Carboxylase activities were measured in lymphocytes of four patients during biotin therapy with increasing doses for at least a few weeks(Table 2). In KE and TM, for whom pretreatment values were obtained, there was a dramatic increase of activities. TM showed the best response, with carboxylase activities reaching the normal range with a biotin dose of 1.4 mg/kg of body weight/d. In two patients (AD, SM) mitochondrial carboxylase activities remained below the normal range with the lower biotin doses (<2.0 mg/kg of body weight/d) but became normal or remained only slightly below the normal range with the higher dose given (2.9 and 2.3 mg/kg of body weight/d, respectively). Patient KE showed the poorest response, and carboxylase activities remained below the normal range even with a massive biotin intake (up to 10 mg/kg of body weight/d). Also ACC activity remained below the normal range in this patient, whereas in the other three patients it was normal even with the lowest biotin dose given.
Carboxylase activities in fibroblasts. Activities of the mitochondrial carboxylases measured in fibroblasts grown for one subculture in media with three different biotin concentrations (Table 3) were severely deficient in the low biotin medium (0.1 nmol/L) but within the normal range in the high biotin medium (10 000 nmol/L) in all patients. Inconsistent results were obtained in fibroblasts grown in the standard FCS medium with a moderate biotin concentration of 10 nmol/L. Mitochondrial carboxylase activities in this medium were clearly deficient in only two patients (AD, SM), whereas they were normal in the others, with the exception of MCC activity in cells of SY. Also the activity of the cytosolic ACC showed variations being severely deficient in AD both in the low biotin and in the standard FCS medium but deficient only in the low biotin medium in cells of SM, TM, and SY. ACC activity was reproducibly normal in all three media for KE.
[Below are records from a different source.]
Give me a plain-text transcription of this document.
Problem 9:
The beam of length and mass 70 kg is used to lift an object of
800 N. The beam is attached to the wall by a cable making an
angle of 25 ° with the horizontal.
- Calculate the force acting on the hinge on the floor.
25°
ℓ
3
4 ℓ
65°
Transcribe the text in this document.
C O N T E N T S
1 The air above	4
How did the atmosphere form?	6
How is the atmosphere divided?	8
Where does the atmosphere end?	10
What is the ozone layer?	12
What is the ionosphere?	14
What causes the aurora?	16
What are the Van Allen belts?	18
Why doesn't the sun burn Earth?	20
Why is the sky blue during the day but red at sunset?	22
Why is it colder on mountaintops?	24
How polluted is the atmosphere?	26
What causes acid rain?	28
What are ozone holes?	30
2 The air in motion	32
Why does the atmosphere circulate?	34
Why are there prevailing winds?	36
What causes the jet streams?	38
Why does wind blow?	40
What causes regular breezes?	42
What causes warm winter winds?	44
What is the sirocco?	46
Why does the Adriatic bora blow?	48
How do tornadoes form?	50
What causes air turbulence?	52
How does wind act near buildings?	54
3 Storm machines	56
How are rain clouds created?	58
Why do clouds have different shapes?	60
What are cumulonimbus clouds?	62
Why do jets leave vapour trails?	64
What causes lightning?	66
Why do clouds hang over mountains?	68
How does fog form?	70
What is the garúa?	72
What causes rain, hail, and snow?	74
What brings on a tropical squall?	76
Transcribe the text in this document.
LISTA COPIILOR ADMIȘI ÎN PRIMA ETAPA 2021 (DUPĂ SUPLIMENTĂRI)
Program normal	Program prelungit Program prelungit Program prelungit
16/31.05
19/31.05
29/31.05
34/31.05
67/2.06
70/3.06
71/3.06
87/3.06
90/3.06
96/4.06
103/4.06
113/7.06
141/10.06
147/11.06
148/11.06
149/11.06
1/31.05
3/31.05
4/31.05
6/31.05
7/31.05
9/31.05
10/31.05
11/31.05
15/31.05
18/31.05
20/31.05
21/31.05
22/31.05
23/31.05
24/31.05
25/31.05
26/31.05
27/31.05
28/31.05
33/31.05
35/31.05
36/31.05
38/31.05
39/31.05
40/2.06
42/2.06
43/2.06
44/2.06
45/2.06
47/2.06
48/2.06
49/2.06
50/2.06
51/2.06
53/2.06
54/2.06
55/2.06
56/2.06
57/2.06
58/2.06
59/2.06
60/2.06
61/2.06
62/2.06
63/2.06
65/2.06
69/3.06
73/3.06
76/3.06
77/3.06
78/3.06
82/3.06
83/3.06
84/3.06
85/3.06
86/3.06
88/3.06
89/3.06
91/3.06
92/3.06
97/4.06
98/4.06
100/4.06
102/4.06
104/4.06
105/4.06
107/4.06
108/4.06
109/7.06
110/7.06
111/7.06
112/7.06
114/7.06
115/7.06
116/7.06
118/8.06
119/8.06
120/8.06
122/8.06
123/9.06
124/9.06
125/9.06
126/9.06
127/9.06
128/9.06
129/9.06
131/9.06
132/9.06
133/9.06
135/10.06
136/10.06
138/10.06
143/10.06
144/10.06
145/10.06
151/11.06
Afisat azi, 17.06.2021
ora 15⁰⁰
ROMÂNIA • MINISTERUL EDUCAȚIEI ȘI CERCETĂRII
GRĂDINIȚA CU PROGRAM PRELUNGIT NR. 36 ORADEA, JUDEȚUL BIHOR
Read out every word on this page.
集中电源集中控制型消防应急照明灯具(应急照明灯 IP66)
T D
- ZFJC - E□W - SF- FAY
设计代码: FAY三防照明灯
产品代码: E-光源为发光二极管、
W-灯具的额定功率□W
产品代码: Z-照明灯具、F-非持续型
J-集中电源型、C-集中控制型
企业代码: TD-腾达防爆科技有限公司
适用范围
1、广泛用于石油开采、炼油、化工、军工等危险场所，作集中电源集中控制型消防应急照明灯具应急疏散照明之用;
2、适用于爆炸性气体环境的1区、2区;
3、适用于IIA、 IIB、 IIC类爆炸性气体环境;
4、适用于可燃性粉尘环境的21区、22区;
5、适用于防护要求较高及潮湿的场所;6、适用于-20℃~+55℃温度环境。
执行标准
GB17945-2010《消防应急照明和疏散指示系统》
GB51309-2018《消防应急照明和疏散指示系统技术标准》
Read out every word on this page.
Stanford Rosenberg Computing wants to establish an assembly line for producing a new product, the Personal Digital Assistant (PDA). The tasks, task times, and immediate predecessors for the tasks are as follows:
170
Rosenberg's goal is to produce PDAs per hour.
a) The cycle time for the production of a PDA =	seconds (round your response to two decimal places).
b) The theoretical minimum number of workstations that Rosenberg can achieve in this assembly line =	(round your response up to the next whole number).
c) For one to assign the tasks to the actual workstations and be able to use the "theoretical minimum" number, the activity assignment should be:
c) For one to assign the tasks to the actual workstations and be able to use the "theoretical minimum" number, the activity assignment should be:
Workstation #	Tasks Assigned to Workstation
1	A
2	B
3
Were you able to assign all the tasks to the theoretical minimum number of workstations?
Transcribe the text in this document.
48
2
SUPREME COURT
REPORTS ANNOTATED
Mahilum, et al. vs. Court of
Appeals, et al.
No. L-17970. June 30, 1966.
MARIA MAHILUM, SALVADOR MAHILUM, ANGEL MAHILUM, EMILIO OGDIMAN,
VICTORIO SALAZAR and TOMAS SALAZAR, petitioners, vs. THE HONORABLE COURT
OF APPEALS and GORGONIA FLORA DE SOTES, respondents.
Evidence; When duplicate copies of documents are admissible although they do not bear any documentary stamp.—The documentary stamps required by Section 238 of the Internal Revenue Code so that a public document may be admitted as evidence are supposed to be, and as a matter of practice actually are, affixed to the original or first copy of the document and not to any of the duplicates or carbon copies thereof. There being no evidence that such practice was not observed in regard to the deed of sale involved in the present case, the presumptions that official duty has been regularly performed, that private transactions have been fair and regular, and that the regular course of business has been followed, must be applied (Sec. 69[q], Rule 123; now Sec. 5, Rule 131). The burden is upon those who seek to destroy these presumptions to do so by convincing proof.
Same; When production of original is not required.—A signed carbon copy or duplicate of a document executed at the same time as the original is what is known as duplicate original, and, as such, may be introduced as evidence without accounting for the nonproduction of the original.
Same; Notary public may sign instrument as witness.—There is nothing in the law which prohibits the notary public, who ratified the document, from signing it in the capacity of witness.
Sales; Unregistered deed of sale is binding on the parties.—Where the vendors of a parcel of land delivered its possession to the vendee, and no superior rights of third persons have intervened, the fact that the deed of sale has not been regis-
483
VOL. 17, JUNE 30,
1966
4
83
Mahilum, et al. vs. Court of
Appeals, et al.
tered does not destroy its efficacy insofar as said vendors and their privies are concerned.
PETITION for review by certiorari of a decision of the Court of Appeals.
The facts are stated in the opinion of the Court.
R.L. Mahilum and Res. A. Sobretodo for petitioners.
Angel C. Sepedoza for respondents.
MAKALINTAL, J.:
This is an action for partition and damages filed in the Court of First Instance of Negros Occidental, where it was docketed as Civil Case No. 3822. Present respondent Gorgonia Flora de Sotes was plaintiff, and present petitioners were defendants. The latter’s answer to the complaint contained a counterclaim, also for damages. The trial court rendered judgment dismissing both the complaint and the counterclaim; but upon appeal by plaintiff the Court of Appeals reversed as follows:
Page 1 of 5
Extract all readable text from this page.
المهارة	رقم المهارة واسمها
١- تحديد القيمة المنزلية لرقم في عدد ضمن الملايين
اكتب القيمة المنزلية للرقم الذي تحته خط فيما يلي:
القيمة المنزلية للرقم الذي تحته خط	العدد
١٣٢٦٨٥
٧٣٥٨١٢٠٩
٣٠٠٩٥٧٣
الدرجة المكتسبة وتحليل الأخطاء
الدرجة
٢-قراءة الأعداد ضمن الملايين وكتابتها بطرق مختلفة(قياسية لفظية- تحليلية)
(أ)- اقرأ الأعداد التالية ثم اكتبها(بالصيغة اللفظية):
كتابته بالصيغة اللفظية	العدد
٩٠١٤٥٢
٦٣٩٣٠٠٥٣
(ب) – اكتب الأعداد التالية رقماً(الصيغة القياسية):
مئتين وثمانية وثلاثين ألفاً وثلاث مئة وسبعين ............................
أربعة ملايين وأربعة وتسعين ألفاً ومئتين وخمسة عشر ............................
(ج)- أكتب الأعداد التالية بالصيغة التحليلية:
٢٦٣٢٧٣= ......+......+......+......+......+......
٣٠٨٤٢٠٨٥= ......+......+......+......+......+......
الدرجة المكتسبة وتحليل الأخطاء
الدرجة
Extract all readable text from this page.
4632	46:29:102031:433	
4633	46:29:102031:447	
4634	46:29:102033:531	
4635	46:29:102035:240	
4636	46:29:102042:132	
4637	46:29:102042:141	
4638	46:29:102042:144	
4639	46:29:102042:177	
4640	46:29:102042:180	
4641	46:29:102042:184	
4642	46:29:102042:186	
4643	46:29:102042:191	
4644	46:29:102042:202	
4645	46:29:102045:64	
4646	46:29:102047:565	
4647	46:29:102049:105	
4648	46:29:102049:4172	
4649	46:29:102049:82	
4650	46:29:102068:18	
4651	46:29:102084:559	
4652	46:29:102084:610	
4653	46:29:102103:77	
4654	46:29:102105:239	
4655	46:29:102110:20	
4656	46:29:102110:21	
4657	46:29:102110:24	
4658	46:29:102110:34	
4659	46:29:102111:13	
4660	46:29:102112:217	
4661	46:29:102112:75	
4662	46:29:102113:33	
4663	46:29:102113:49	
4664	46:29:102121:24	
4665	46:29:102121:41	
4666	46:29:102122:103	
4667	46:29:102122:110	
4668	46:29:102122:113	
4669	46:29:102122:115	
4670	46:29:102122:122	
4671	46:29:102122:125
Carboxylase reactivation studies in fibroblasts. The enzyme defect in each patient was further characterized by studying the kinetics of reactivation of apocarboxylases in intact biotin-depleted fibroblasts (Figs. 1 and 2). PCC activities were measured as representative of the mitochondrial carboxylases because of its high stability in enzyme homogenates and because preliminary experiments showed that the reactivation patterns were similar for all three mitochondrial carboxylases(results not shown).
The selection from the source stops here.